Aus der Bindungstheorie wissen wir, dass der Kern jeder erfüllenden Beziehung darin liegt, sich emotional gesehen, gehört und unterstützt zu fühlen. Ein zentraler Gedanke ist dabei: „Einander mit Gefühlen nicht allein lassen.“
Das bedeutet, dass es in einer Liebesbeziehung genauso wie in einer Freundschaft entscheidend ist, füreinander da zu sein – insbesondere in Momenten emotionaler Verletzlichkeit oder Unsicherheit. Es geht darum, dem anderen das Gefühl zu geben: „Ich bin hier, ich sehe dich, ich höre dich, du bist mir wichtig und ich kenne diese Gefühle auch.“
In Ihrer Beschreibung klingt an, dass Sie und Ihr Partner in manchen Bereichen Schwierigkeiten haben, diesen emotionalen Raum füreinander zu schaffen. Sie ziehen sich zurück, wenn er auf Sie zukommt, während er vielleicht in seiner „Schwermut“ emotional schwer zugänglich erscheint.
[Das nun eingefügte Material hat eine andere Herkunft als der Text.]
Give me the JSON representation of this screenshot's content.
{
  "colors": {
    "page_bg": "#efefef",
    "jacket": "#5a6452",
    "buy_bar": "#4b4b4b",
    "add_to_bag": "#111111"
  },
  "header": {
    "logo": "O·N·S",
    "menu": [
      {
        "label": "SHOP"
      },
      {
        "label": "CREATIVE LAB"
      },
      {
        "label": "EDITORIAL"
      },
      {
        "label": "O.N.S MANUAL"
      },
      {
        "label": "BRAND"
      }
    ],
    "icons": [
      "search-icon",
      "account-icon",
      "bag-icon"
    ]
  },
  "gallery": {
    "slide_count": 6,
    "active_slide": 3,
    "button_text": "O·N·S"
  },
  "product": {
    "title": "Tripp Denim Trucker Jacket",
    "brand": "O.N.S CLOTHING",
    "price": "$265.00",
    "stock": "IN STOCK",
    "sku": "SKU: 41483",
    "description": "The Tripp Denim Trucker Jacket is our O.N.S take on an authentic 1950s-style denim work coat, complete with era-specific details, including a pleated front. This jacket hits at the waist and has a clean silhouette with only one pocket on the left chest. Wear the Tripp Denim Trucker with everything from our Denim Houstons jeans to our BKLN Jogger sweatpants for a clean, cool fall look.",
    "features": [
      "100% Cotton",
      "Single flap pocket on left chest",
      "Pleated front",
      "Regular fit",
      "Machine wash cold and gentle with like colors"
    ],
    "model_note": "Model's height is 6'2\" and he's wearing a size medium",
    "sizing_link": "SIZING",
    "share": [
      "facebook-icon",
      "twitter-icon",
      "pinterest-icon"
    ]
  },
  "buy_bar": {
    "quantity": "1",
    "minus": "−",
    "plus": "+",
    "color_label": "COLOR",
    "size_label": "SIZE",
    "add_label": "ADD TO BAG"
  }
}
Das kann dazu führen, dass sich beide alleine mit ihren Gefühlen fühlen – trotz der Verbindung, die zwischen Ihnen besteht.
Eine Wandlung von einer Liebes- zu einer Freundschaftsbeziehung könnte durchaus funktionieren, wenn Sie beide bereit sind, weiterhin eine emotionale Verbindung aufrechtzuerhalten. Freundschaften – genauso wie Liebesbeziehungen – basieren auf gegenseitigem Verständnis, Respekt und der Bereitschaft, einander in schwierigen Momenten emotional nicht allein zu lassen.
Vielleicht könnte es hilfreich sein, mit Ihrem Partner gemeinsam zu überlegen, wie Sie miteinander umgehen möchten – unabhängig davon, ob Sie Ihre Beziehung romantisch oder freundschaftlich gestalten. Eine Möglichkeit könnte sein, sich offen auszutauschen, welche verletzlichen Gefühle und Bedürfnisse Sie beide haben, und zu prüfen, wie Sie sich gegenseitig unterstützen können, ohne dass einer von Ihnen sich zurückziehen oder überwältigt fühlen muss.
Der Schlüssel ist, weiterhin für den anderen emotional zugänglich zu sein. Wenn dies gelingt, kann sowohl eine tiefe Freundschaft als auch eine Liebesbeziehung wachsen – und vielleicht sogar zu einer neuen Form von Nähe führen, die beiden gut tut.
Wir wünschen Ihnen und Ihrem Partner, dass Sie gemeinsam einen Weg finden, sich gegenseitig mit Ihren Gefühlen nicht allein zu lassen.